Credit consulting firm FICO released a newsletter to credit card companies advising them how to profit in spite of the government’s regulations. Based on FICO’s statement, current and potential cardholders can expect negatives such as higher overall credit costs and more stringent background checks, along with positives like better credit education programs.
The Bottom Line: Higher Overall Credit Costs
According to FICO, the CARD Act will raise price of credit for all consumers while limiting the availability of credit to potential and current cardholders.
The main reason for the possible rate hike is the credit card companies’ limited ability to apply interest rates according to a cardholder’s risk of delinquency. The government has cracked down on the ultra-high rates credit card issuers attached to high-risk cardholders, meaning applicants with solid credit could be faced with higher interest rates to keep credit card companies profitable.
Another reason rates could rise, according to FICO, is the higher cost of the more exhaustive credit checks issuers will perform.
Potential Changes In The Credit Card Business
Faced with less opportunity for profit, credit card companies will need to be more cautious in their lending practices. For the credit card applicant, that means companies will use more sophisticated credit-checking tools to determine whether the applicant should be approved.
FICO suggests consumers with poor credit should be encouraged to use debit cards instead of traditional credit cards. If the debit cards included overdraft protection, both the cardholder and issuer would be protected from credit card default and the subsequent expenses and issues.

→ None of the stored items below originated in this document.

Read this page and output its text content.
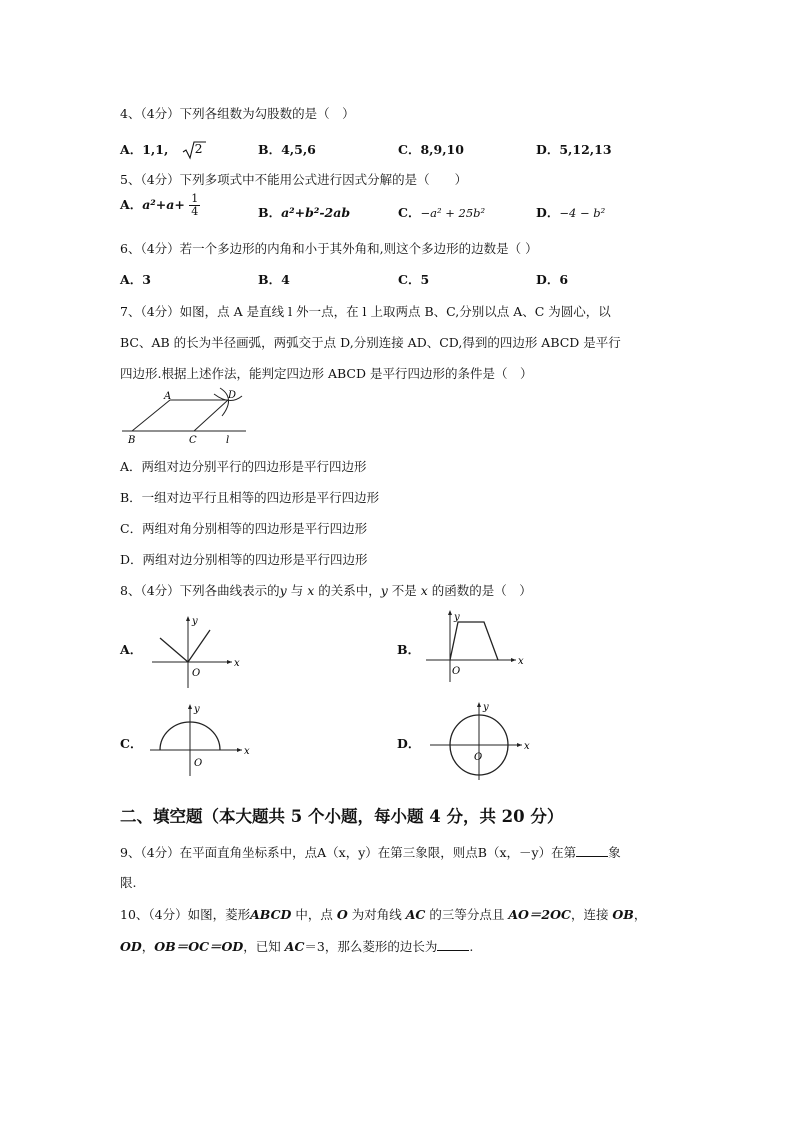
4、（4分）下列各组数为勾股数的是（　）
A．1,1, 2	B．4,5,6	C．8,9,10	D．5,12,13
5、（4分）下列多项式中不能用公式进行因式分解的是（　　）
A．$a^2+a+ \frac{1}{4}$	B．a²+b²-2ab	C．−a² + 25b²	D．−4 − b²
6、（4分）若一个多边形的内角和小于其外角和,则这个多边形的边数是（ ）
A．3	B．4	C．5	D．6
7、（4分）如图，点 A 是直线 l 外一点，在 l 上取两点 B、C,分别以点 A、C 为圆心，以
BC、AB 的长为半径画弧，两弧交于点 D,分别连接 AD、CD,得到的四边形 ABCD 是平行
四边形.根据上述作法，能判定四边形 ABCD 是平行四边形的条件是（　）
A
B	C
D
l
A．两组对边分别平行的四边形是平行四边形
B．一组对边平行且相等的四边形是平行四边形
C．两组对角分别相等的四边形是平行四边形
D．两组对边分别相等的四边形是平行四边形
8、（4分）下列各曲线表示的y 与 x 的关系中，y 不是 x 的函数的是（　）
A．
x
y
O
B．
x
y
O
C．
x
y
O
D．	x
y
O
二、填空题（本大题共 5 个小题，每小题 4 分，共 20 分）
9、（4分）在平面直角坐标系中，点A（x，y）在第三象限，则点B（x，－y）在第	象
限.
10、（4分）如图，菱形ABCD 中，点 O 为对角线 AC 的三等分点且 AO＝2OC，连接 OB，
OD，OB＝OC＝OD，已知 AC＝3，那么菱形的边长为	.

Cardholders could benefit if companies decide to enact better credit education programs. The CARD Act already made greater transparency and availability of information a priority for credit card issuers, but more thorough credit education programs could save many consumers from developing bad credit. In FICO’s release, the firm recommends financial education so “consumers can better understand how their behavior impacts their costs and how they can migrate to lower-risk, lower-cost products.”